Kenapa Ayah mengambil keputusan sepihak? Bukan itu maksud dari ucapannya barusan. Ingin sekali Salwa menjelaskan semuanya, tetapi Ibu tampak bahagia dan mengelus bahunya penuh sayang. Belum lagi suara tepuk tangan dari pengunjung yang turut menyaksikan.
"Allah, bagaimana ini? Apa yang harus hamba lakukan?" tanya Salwa dalam hati.
Salwa dan keluarganya pun berjalan menuruni tangga. Diikuti juga oleh Fatih dan Ahmad. Di bawah, Lusi dan kedua teman mereka baru saja hendak menyusul setelah mendengar sorak-sorai dari atas tugu. Namun, melihat Fatih yang berjalan bersisian dengan Ayah Salwa membuat mereka mengurungkan niat.
"Mad, ada apaan tadi?" tanya Lusi penuh penasaran.
"Atraksi. Udah ya, gue ama Fatih duluan. Sorry."
Ahmad kembali menyusul Fatih dengan sedikit berlari. Dia ingin sekali memberi tahu kabar bahagia bahwa Fatih baru saja mengumumkan bahwa dia sudah move on. Namun, menimbang bahwa kemungkinan Lusi akan patah hati membuat dia mengurungkan keinginannya.
"Mad. Ahmad!" Panggilan dari Lusi tak mendapat respon. Dua pemuda itu terus melangkah tanpa menoleh ke belakang.
***
Proses taaruf akan berlangsung selama satu bulan. Dimulai dengan saling bertukar CV dan pertanyaan selama proses taaruf akan dilakukan dalam satu grup chat yang terdiri dari Ayah, Ibu, Salwa, Fatih, dan Nusaibah.

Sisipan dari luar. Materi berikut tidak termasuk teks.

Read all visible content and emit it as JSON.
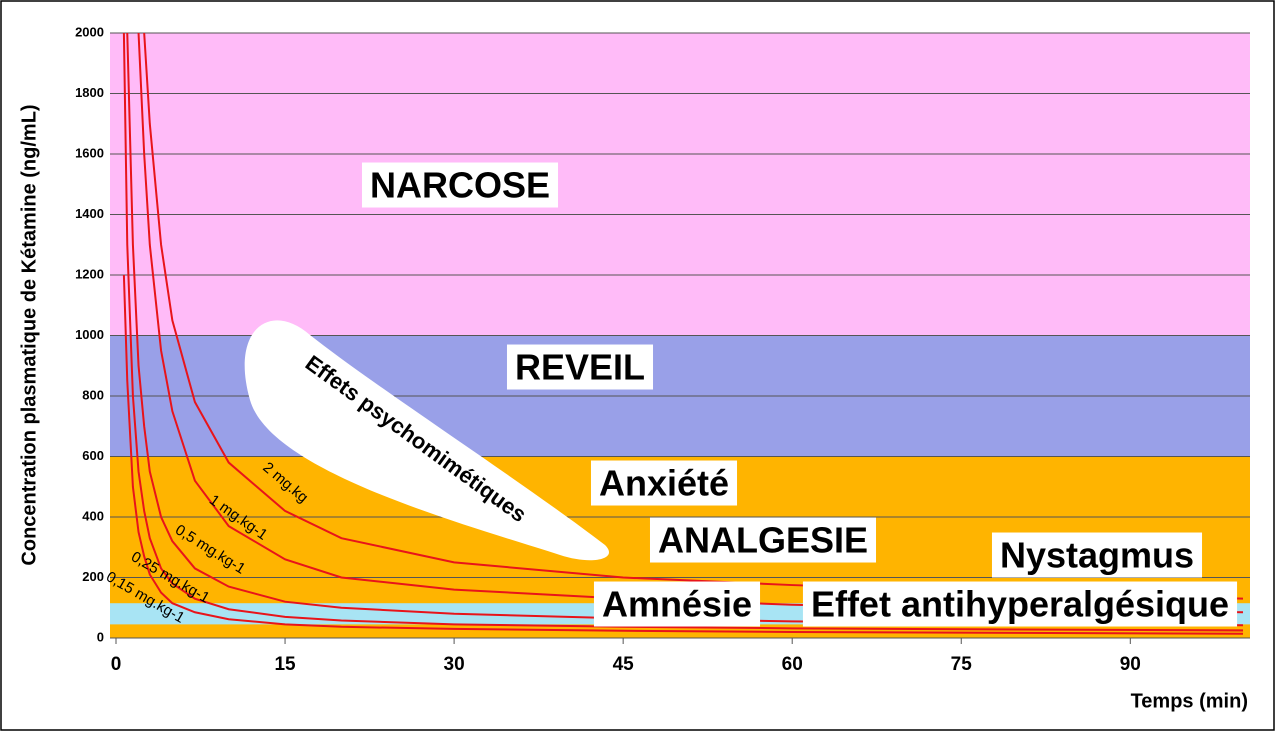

Saat ini Salwa sudah berada di dalam pesawat yang masih menunggu beberapa penumpang. Setelah tiga hari menghabiskan waktu di tanah Serambi Mekah, dia tak ingin berlama-lama lagi. Selain pesanan pelanggan beberapa hari lalu, ada perihal lain yang membuatnya tampak berpikir. Apalagi kalau bukan masalah taaruf.
"Nak, sudah seharusnya kamu menikah. Ibu ingin melihat kamu ada yang memiliki. Ingat, kami orang tuamu tidak akan selamanya bisa mendampingi. Ada batas yang masing-masing kita miliki. Menikahlah. Ibu harap, Fatih adalah jodoh yang tepat pilihan Allah buat kamu." Lagi-lagi ucapan Ibu sehari setelah diskusi perihal taaruf dengan Fatih membuat Salwa tak tau harus bagaimana.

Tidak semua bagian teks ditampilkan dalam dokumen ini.